[Python-ideas] Message passing syntax for objects
dreamingforward at gmail.com
Mon Mar 18 19:22:29 CET 2013
On Mon, Mar 18, 2013 at 10:47 AM, Ethan Furman <ethan at stoneleaf.us> wrote:
> On 03/18/2013 10:36 AM, Mark Janssen wrote:
>> No more having to learn each programers interface for passing
>> interacting with the object. The >> and << syntax now becomes the de
>> facto way for object interaction across all objects. Class design
>> will revolve around this fact.
> We need a concrete example. Let's do `int`s. Currently, a small subset of
> the things we can do with ints includes multiplying, dividing, adding,
> subtracting, and (formatted) displaying -- how would these operations look
> with a message passing inteface?
Good. You've chosen perhaps the worst example to demonstrate the
point, but let's see if I can turn it into an opportunity (haha).
I suggest that the mathematical domain is completely separate from
what most people do with computers and with programming. The term
"computers" is a misnomer, and is misinforming the power that the
computer as an *abstraction* provides. Keep in mind that there aren't
really 1's and 0's moving around in the machine. In the machine,
there are only *states* (which could *any* differentiable "thing",
like "happy face" "sad face"). We've just come to symbolize them with
numbers because of their history of calculation.
Let's examine arithmetic for a moment. Ultimately, arithmetic can be
done with simple + and - operators (multiplication simply by repeating
addition, etc). If you allow negative numbers you really only need
the ONE operator. Now, I think numbers are the only domain where the
more standard (current) interface should be preserved, but yet, as
I've shown, the message or data-passing interface can accommodate
arithmetic if purity is desired, it's just that for real math, it
won't be as efficient.
But that's okay, because really, what we're generally doing (i mean
the computers) these days is manipulating *symbols* or "objects".

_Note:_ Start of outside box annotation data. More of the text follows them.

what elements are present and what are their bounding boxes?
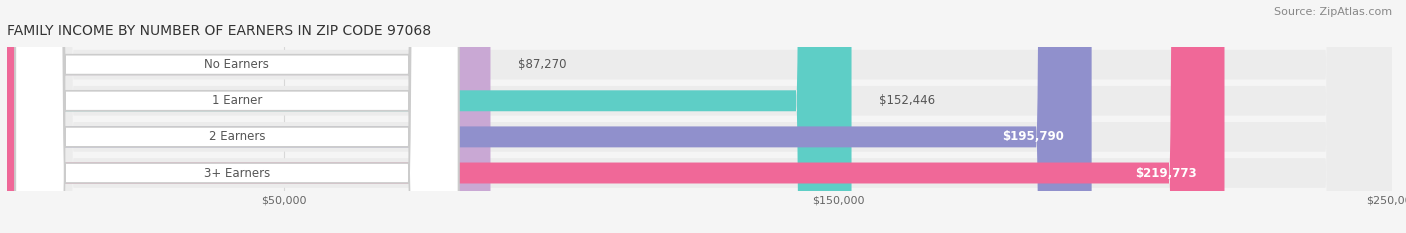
Text: 2 Earners: 2 Earners: [208, 130, 266, 143]
FancyBboxPatch shape: [15, 0, 458, 233]
FancyBboxPatch shape: [7, 0, 852, 233]
FancyBboxPatch shape: [7, 0, 491, 233]
Text: Source: ZipAtlas.com: Source: ZipAtlas.com: [1274, 7, 1392, 17]
FancyBboxPatch shape: [7, 0, 1392, 233]
FancyBboxPatch shape: [7, 0, 1225, 233]
Text: $219,773: $219,773: [1135, 167, 1197, 179]
Text: $195,790: $195,790: [1002, 130, 1064, 143]
Text: 3+ Earners: 3+ Earners: [204, 167, 270, 179]
Text: 1 Earner: 1 Earner: [212, 94, 262, 107]
FancyBboxPatch shape: [7, 0, 1392, 233]
Text: $152,446: $152,446: [879, 94, 935, 107]
Text: $87,270: $87,270: [519, 58, 567, 71]
FancyBboxPatch shape: [7, 0, 1392, 233]
FancyBboxPatch shape: [15, 0, 458, 233]
Text: FAMILY INCOME BY NUMBER OF EARNERS IN ZIP CODE 97068: FAMILY INCOME BY NUMBER OF EARNERS IN ZI…: [7, 24, 432, 38]
FancyBboxPatch shape: [15, 0, 458, 233]
FancyBboxPatch shape: [7, 0, 1392, 233]
FancyBboxPatch shape: [7, 0, 1091, 233]
FancyBboxPatch shape: [15, 0, 458, 233]
Text: No Earners: No Earners: [204, 58, 270, 71]
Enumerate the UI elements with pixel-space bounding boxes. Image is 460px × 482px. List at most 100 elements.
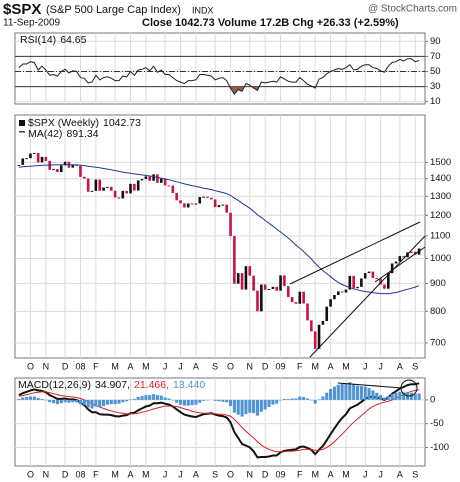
candle	[336, 291, 340, 296]
candle	[402, 256, 405, 258]
candle	[163, 178, 167, 186]
x-tick-label: J	[363, 469, 368, 479]
close: 1042.73	[175, 17, 215, 29]
x-tick-label: J	[378, 361, 383, 371]
candle	[236, 273, 240, 284]
histogram-bar	[202, 399, 206, 401]
histogram-bar	[148, 395, 152, 400]
legend-name: MACD(12,26,9)	[18, 379, 91, 391]
y-tick-label: 1400	[430, 173, 451, 184]
candle	[175, 193, 178, 201]
histogram-bar	[175, 399, 179, 403]
x-tick-label: M	[342, 469, 350, 479]
x-tick-label: A	[193, 469, 199, 479]
y-tick-label: 900	[430, 278, 446, 289]
legend: RSI(14) 64.65	[20, 34, 87, 46]
trendline	[374, 246, 426, 283]
candle	[59, 165, 63, 173]
histogram-bar	[332, 386, 336, 400]
close-label: Close	[142, 17, 172, 29]
x-tick-label: M	[311, 469, 319, 479]
candle	[271, 286, 275, 290]
volume-label: Volume	[218, 17, 257, 29]
histogram-bar	[90, 399, 94, 409]
x-tick-label: S	[212, 361, 218, 371]
legend: MACD(12,26,9) 34.907, 21.466, 13.440	[18, 379, 205, 391]
candle	[113, 190, 117, 198]
candle	[194, 203, 198, 205]
histogram-bar	[286, 398, 290, 400]
x-tick-label: 08	[75, 361, 85, 371]
histogram-bar	[86, 399, 90, 408]
histogram-bar	[298, 396, 302, 400]
x-tick-label: J	[178, 469, 183, 479]
exchange: INDX	[192, 5, 214, 15]
histogram-bar	[355, 385, 360, 400]
annotation-line	[337, 382, 403, 389]
candle	[313, 331, 317, 349]
histogram-bar	[167, 398, 171, 400]
histogram-bar	[275, 399, 279, 404]
histogram-bar	[394, 392, 398, 400]
candle	[371, 271, 375, 278]
histogram-bar	[28, 396, 33, 400]
candle	[390, 263, 394, 274]
histogram-bar	[390, 393, 394, 400]
histogram-bar	[125, 399, 129, 402]
candle	[52, 169, 55, 171]
y-tick-label: 1500	[430, 157, 451, 168]
x-tick-label: M	[311, 361, 319, 371]
legend-value: 34.907,	[95, 379, 130, 391]
series-line	[18, 164, 420, 295]
x-tick-label: A	[328, 469, 334, 479]
candle	[71, 164, 75, 168]
candle	[159, 178, 163, 183]
candle	[21, 158, 25, 165]
candle	[252, 275, 255, 291]
x-tick-label: D	[62, 361, 69, 371]
x-tick-label: A	[328, 361, 334, 371]
x-tick-label: O	[227, 361, 234, 371]
histogram-bar	[371, 390, 375, 400]
candle	[206, 196, 209, 198]
x-tick-label: 08	[75, 469, 85, 479]
candle	[279, 275, 282, 291]
candle	[40, 156, 44, 163]
histogram-bar	[21, 397, 25, 400]
candle	[94, 179, 98, 191]
histogram-bar	[63, 399, 67, 403]
histogram-bar	[363, 386, 367, 400]
x-tick-label: M	[111, 469, 119, 479]
candle	[398, 256, 402, 262]
candle	[367, 271, 371, 274]
x-tick-label: F	[297, 361, 303, 371]
y-tick-label: 0	[430, 394, 435, 405]
histogram-bar	[94, 399, 98, 407]
candle	[217, 205, 221, 208]
candle	[183, 203, 186, 208]
candle	[344, 289, 348, 293]
candle	[383, 284, 386, 289]
y-tick-label: 800	[430, 306, 446, 317]
trendline	[289, 221, 421, 285]
panel-frame	[14, 377, 426, 467]
candle	[363, 273, 367, 279]
candle	[179, 200, 182, 204]
candle	[275, 286, 279, 291]
x-tick-label: O	[27, 469, 34, 479]
candle	[317, 324, 321, 349]
x-tick-label: S	[412, 469, 418, 479]
candle	[86, 178, 90, 192]
x-tick-label: M	[111, 361, 119, 371]
volume: 17.2B	[260, 17, 289, 29]
x-tick-label: D	[262, 469, 269, 479]
histogram-bar	[348, 382, 352, 400]
histogram-bar	[71, 399, 75, 403]
candle	[394, 261, 398, 264]
candle	[90, 190, 94, 192]
candle	[348, 275, 352, 290]
x-tick-label: N	[247, 361, 254, 371]
candle	[171, 185, 175, 194]
quote-line: Close 1042.73 Volume 17.2B Chg +26.33 (+…	[142, 17, 399, 29]
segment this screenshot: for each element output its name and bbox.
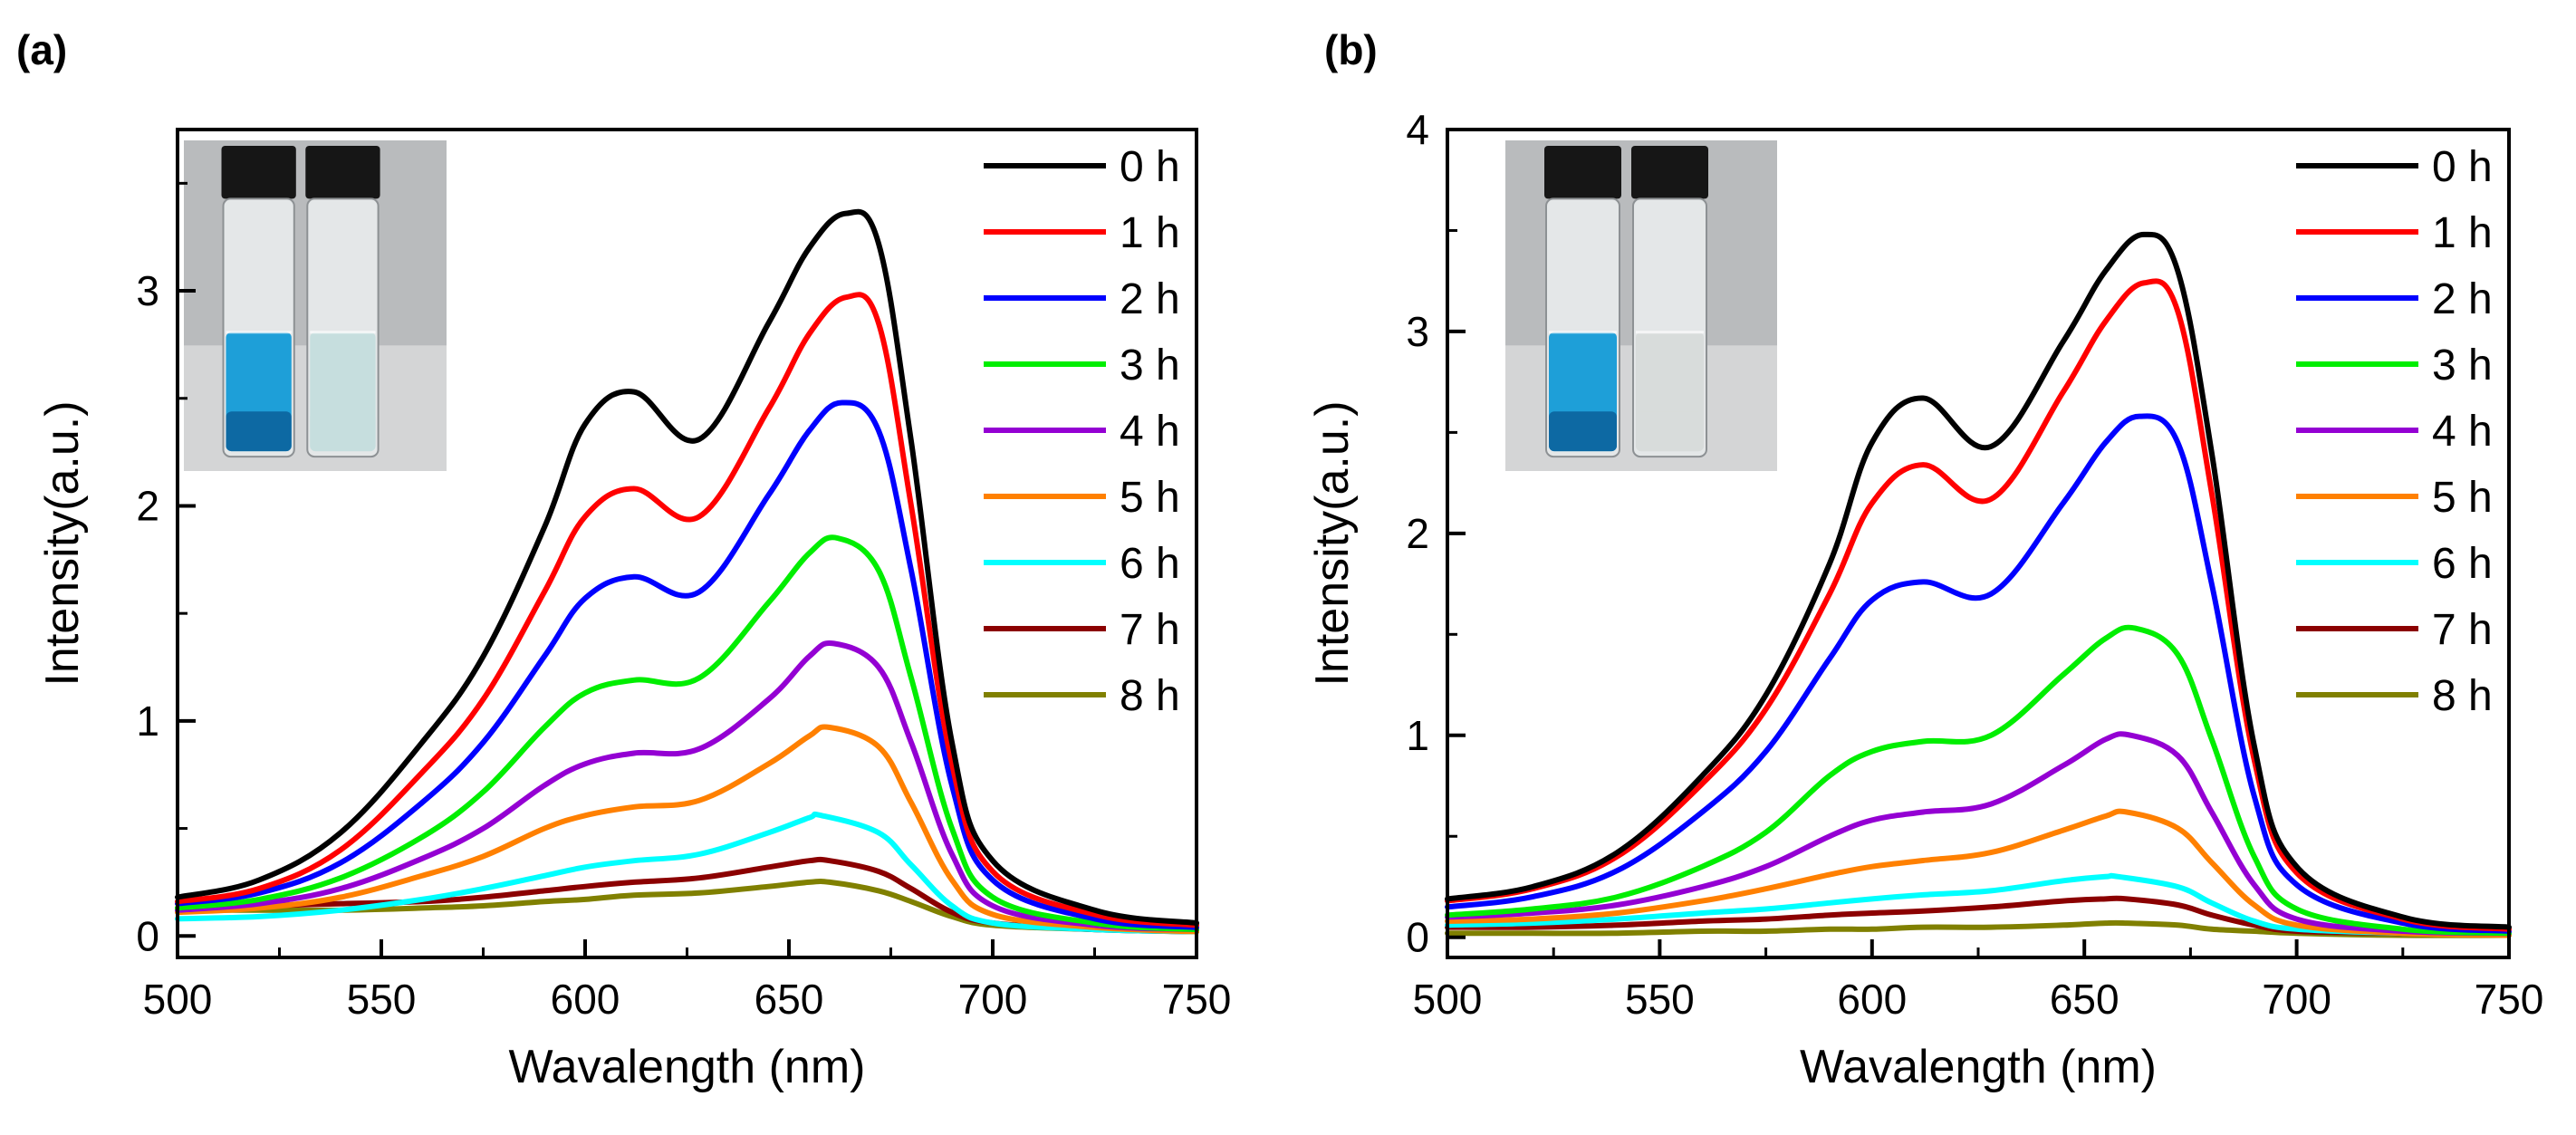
legend-label: 7 h xyxy=(2432,606,2493,654)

Most of the time that is what we're doing -- not arithmetic, except in
some very simple ways which I will try to elucidate. So, *if* that is
the case, then the language should develop a *construct* in which to
standardize this fact.
So, if our domain is "objects" more than number (which is a pretty
concrete thing), then, in what ways do (or should) numbers and
data/symbols/objects interact within the programming domain or
environment? As you know from C, most interaction with number *as a
language construct* was fairly limited: incrementing a loop, for
example. In fact C invented the unit increment as a syntactical
element. I think this is the more valid way of examining an interface
into number as a linguistic construction.
But as I told another poster, I will examine the standard library and
come up with some good examples of how a standardized data passing
interface will benefit the programmer.